A shadowy organization, The Hyperion, launches a deadly attack on the United States. Unlike previous terrorist attacks, though, no one claims responsibility, or issues a public statement. The president is worried, because the effect of the attack is putting him in a position where he might have to resign and turn the Oval Office over to his vice president, a man whose politics is markedly different from his own.
He turns to ex-NFL player, ex-Special Forces soldier, Jack Crockett, now a one-eyed mercenary for hire, to find and punish the perpetrators. With the help of an intelligence agent he rescued from a group of thugs, and a behemoth of a former Marine, Jack dives into the murky waters of international terrorism, where he becomes the shark looking for prey.

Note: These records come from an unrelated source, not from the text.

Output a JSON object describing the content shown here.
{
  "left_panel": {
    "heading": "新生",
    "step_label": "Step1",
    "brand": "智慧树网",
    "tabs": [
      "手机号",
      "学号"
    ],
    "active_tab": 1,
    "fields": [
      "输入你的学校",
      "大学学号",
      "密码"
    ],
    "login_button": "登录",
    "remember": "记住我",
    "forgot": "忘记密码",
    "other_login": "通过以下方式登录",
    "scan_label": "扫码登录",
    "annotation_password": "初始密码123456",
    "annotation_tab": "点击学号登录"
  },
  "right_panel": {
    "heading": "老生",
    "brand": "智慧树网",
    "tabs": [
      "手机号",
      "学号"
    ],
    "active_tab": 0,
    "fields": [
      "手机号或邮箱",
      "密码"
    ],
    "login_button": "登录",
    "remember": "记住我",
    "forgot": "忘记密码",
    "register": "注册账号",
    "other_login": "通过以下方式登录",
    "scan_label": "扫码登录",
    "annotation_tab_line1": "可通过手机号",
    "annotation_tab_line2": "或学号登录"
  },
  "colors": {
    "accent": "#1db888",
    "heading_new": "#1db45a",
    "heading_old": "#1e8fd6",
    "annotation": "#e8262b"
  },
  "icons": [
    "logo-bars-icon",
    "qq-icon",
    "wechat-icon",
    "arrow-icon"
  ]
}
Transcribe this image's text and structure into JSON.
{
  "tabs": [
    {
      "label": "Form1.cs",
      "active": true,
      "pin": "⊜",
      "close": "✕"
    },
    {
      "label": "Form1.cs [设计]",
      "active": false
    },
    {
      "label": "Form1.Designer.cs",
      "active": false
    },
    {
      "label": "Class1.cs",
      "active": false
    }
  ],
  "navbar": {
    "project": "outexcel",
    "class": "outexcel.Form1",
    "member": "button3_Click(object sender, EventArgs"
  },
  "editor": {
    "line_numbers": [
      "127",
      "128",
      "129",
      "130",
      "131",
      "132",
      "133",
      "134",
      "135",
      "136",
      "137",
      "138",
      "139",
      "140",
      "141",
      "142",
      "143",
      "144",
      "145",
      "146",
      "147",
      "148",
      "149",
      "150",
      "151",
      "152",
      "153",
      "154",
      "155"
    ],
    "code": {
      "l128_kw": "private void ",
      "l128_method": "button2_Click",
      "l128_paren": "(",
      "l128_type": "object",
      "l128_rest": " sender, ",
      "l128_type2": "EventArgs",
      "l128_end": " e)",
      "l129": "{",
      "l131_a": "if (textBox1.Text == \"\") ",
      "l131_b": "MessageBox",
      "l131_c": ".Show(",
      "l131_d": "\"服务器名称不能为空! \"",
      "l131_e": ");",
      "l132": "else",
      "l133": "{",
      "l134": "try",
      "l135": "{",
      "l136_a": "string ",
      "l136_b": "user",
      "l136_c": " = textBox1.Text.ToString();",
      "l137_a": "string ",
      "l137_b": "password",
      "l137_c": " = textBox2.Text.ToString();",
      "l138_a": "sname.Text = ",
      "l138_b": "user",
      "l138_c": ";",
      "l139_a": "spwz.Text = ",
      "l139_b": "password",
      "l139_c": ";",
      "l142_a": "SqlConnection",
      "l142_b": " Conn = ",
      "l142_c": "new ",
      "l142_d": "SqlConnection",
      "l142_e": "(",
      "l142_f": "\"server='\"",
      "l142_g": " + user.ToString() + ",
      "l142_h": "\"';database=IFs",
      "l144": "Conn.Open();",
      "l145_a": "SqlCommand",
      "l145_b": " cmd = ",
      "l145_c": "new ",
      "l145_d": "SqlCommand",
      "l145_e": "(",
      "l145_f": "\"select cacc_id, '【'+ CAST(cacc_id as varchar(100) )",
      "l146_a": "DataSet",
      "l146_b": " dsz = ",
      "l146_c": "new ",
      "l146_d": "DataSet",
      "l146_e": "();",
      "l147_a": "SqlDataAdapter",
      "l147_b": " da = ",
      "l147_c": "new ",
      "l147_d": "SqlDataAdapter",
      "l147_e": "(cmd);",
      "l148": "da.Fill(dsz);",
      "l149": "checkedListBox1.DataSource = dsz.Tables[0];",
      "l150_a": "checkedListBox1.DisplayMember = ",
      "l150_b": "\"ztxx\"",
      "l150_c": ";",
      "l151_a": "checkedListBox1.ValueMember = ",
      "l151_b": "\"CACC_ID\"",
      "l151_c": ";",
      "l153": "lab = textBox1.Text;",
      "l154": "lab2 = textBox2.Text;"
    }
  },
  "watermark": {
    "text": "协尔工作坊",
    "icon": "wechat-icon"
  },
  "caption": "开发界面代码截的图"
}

The Hyperion Web by D.P. Mitchell is a tense, high-stakes drama set against the backdrop of international and domestic intrigue, high-tech warfare, and double dealing aplenty. This story has elements of The Manchurian Candidate and Rambo and is only marred, in my humble opinion, by the frequency of head hopping among the vast cast of characters. That won’t, however, keep you from enjoying it.
I give it four stars.
Paul Medved, a former MACV-SOG soldier, works as an undercover narc in Pittsburgh. He’s been undercover so long, he’s one of the force’s most effective operators, but he’s no longer able to go back to being a regular cop. The drug war in south Florida and the Caribbean is heating up, and DEA is hot to get one of the main players behind it, Haiti-based drug kingpin, Herve Villafranca. They request operational assistance from Paul. At the same time, another government agency learns that the drug cartels are involved in international terrorism, and they want Paul as an asset to track down those behind it all. Paul takes on this job as well, but soon finds that it’s a challenge playing the triple game.
Surrogate by Regis P. Sheehan is a chillingly real story of the nexus between illegal drugs and terrorism. It reads as if it was ripped from the daily news. Although, there are a large number of digressions as the local history of places or organizations is given, this only slows the flow of reading a tad. The story would still be entertaining without them, but they weren’t unappreciated.
All in all, an entertaining read. I give it four stars.
John and Robert Puller were just kids when their mother, Jackie, disappeared. Thirty years later, their father, legendary three-star general John Puller, now suffering from dementia, is accused of killing her. John, a chief warrant officer with army CID, with the help of his brother and an enigmatic secret agent, Veronica Knox, determines to solve his mother’s case–even if it means implicating his father.
At the same time Paul Rogers, in prison for 17 years for manslaughter, is paroled. Rogers had been in the same place as Jackie Puller at the time of her disappearance.
The paths of these two men cross with a bang in David Baldacci’s No Man’s Land. Classic Baldacci, it keeps you guessing until the end, and doesn’t fail to entertain the whole way.
I received this book as a gift. I give it five stars.